Well, as some of you may already know, I do not like where I live. My short-term objective is to get out, and my long-term objective is to stay out.
First, I live in a small town about an hour outside of Minneapolis. It's a major hassle as it makes meeting friends and socializing in general very expensive. The town also has a disproportionately high poor white trash population; meth busts are common. Crime is actually pretty bad in town too, with lots of break-ins to cars and burglaries. Utility rates are higher here than in Minneapolis because of the town's massive debts. The town also sucks at snow removal, so driving around town is like Russian roulette with cars.
The greater Minneapolis-St.

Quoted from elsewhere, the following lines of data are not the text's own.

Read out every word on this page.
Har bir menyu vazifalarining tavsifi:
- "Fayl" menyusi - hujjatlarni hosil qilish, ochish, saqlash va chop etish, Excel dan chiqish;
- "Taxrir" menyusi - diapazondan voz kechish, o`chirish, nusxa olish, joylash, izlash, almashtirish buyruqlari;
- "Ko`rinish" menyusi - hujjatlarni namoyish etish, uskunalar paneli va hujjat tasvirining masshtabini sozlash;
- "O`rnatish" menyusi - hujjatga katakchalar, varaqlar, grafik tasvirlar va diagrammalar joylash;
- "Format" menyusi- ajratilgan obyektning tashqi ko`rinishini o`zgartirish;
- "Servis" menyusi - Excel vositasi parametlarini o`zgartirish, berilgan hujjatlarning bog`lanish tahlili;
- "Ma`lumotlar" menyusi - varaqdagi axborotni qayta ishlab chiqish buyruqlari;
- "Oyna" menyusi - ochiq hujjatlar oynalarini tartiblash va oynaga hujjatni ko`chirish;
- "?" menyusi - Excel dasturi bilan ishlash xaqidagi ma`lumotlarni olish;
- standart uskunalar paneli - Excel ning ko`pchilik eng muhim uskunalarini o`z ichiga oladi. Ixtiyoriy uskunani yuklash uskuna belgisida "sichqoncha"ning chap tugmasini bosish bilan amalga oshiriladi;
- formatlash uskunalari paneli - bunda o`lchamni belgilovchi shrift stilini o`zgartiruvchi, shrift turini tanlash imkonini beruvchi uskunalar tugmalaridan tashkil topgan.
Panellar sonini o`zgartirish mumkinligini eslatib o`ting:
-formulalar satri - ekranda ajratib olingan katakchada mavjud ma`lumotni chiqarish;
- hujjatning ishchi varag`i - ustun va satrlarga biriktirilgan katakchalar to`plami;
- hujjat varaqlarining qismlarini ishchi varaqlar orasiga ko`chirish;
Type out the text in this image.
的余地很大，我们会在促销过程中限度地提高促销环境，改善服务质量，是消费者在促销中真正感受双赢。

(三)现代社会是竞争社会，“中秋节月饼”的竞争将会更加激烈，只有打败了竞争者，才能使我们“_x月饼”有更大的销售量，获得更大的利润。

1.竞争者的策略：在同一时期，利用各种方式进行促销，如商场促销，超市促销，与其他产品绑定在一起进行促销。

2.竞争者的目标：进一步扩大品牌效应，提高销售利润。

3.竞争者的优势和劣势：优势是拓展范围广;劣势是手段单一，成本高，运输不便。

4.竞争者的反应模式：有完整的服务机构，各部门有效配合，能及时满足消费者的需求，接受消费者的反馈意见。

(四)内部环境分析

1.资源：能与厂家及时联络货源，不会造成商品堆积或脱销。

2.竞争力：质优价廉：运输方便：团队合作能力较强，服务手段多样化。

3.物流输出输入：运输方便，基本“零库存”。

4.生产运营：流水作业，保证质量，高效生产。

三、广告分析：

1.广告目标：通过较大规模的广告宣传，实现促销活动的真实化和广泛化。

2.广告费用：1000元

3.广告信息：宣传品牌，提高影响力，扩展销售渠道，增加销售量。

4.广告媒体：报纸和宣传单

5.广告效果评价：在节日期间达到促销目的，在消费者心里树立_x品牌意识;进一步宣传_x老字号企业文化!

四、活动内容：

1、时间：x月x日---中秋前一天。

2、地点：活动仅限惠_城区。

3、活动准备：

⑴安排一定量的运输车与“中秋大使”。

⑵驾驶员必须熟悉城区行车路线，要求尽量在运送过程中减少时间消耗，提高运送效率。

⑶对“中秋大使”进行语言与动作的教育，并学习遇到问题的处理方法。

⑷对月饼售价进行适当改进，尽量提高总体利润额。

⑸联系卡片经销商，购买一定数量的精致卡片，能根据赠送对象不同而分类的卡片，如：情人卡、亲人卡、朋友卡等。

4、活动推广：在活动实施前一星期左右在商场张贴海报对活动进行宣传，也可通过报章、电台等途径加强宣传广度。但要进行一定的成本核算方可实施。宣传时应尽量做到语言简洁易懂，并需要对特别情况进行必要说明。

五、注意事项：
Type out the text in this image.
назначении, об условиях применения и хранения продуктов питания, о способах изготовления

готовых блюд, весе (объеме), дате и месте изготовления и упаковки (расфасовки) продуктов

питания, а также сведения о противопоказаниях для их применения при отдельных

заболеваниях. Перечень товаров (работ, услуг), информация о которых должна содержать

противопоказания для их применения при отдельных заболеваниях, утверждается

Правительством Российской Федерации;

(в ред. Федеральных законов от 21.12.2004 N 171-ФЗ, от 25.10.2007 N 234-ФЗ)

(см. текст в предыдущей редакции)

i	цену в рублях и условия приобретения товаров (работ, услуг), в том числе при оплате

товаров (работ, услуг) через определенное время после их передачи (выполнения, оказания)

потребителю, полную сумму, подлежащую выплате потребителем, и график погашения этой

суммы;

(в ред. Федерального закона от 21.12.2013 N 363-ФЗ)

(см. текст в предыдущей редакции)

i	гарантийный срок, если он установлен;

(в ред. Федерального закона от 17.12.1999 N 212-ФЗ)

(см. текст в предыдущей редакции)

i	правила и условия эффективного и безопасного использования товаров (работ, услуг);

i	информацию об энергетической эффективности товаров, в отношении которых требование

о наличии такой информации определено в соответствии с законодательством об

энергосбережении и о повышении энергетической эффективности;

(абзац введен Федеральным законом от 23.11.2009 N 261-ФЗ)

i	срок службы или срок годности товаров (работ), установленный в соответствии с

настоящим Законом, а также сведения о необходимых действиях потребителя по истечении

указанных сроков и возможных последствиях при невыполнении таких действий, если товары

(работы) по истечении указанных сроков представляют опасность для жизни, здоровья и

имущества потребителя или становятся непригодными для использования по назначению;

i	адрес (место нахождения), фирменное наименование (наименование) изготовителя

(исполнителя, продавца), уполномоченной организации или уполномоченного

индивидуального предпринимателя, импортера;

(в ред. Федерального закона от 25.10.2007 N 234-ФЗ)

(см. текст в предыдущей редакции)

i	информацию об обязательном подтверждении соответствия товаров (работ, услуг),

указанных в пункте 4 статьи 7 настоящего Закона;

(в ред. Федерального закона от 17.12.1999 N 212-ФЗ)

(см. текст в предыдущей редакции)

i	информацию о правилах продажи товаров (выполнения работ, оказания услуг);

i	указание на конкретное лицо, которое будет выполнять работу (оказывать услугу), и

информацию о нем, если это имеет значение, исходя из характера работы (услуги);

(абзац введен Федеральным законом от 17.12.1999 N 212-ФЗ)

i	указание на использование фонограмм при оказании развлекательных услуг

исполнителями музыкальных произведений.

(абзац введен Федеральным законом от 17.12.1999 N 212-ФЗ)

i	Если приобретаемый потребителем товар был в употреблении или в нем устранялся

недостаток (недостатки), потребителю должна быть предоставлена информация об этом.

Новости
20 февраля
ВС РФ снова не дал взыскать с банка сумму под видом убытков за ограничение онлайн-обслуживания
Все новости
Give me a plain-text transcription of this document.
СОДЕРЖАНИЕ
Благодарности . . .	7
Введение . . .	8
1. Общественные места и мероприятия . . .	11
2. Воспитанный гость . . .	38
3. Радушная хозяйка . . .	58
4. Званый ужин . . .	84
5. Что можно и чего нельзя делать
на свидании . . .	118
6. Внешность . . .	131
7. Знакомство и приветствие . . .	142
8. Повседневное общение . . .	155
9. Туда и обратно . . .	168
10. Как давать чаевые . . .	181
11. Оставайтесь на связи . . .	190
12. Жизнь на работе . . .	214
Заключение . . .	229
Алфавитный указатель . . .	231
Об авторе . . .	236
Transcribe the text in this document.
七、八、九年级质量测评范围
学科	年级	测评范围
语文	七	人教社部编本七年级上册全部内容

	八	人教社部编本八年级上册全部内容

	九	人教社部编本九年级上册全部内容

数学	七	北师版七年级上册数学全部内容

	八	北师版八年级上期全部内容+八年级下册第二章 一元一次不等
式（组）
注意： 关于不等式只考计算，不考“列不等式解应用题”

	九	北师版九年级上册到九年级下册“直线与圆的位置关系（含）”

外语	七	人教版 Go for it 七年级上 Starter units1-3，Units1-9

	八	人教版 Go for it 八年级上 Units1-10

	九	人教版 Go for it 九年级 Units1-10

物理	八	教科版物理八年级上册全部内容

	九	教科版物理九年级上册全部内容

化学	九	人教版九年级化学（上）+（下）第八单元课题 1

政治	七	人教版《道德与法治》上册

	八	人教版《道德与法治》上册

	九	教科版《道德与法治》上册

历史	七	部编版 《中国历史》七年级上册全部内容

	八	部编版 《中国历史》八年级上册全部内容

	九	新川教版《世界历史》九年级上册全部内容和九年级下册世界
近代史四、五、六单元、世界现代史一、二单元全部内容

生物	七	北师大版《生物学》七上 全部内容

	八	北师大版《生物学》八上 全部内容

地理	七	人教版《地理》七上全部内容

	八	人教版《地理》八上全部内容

Paul area isn't much better. Downtown, save for the skyway network that is only open for a few hours on weekdays, is boring. Downtown St. Paul isn't much better, save for better parking and less crime. Traffic congestion is terrible and the proposed "solutions" by our metro overlords always result in more roads getting torn up.
The "positives" that people point out aren't really positive at all. Bike trails, for one. Do you know how cold it is in this city? Who in their right mind would want to ride a bicycle here? Also, cyclists are nuisances on city streets because they don't obey traffic laws; the entitlement mentality is rampant in smug bicycle-riding Minneapolitans.
Lots of theater and art? Couldn't care less. I got roped into going to some ridiculous art performance thing a few years ago. It cost $20 and we had to sit there for nearly an hour before this woman came out and started making these horrible screeching noises on some instrument. The one silver lining from that story is that I was never invited to another one again.
Good shopping? Maybe 20 years ago. All the malls and shopping areas have gone downhill since. That applies to downtown, too; there used to be a lot more down there years ago, but they've all been converted to offices since then.
No Japanese grocery store. Some other major metro areas don't have them either, but at least those areas are within driving distance of other areas. I knew a couple of people that made a trip to Chicago, a six-hour drive, just to go to the Mitsuwa grocery store.
Kiplinger's had a good line about Minneapolis: "Minneapolis is progressive and hip, but with a Midwestern sensibility." That's right. Do you know what that means? Taxes. While the taxes are bad enough on their own, the "Midwestern sensibility" is really paternalistic Puritanism. Don't expect to buy alcohol on Sundays, and don't expect to find it in grocery stores. For places that do have alcohol sales, you have to go in and out separate doors. Politics in Minnesota is backwards too: the DFL (local Democratic Party) does everything in its power to try and make Minnesota the highest-taxed state in the country, and the GOP offers only token resistance and is content to be the party of complaining about abortion and not enough people going to church.
Lastly, Minnesota is cold. It's cold for six months out of the year. When it isn't cold, it's humid and mosquito-riddled. It isn't just cold, though, it's bitter cold. It's lose-a-toe-to-hypothermia cold.
Whew! That was a lot.
Maybe Perfection will have some positive things to say.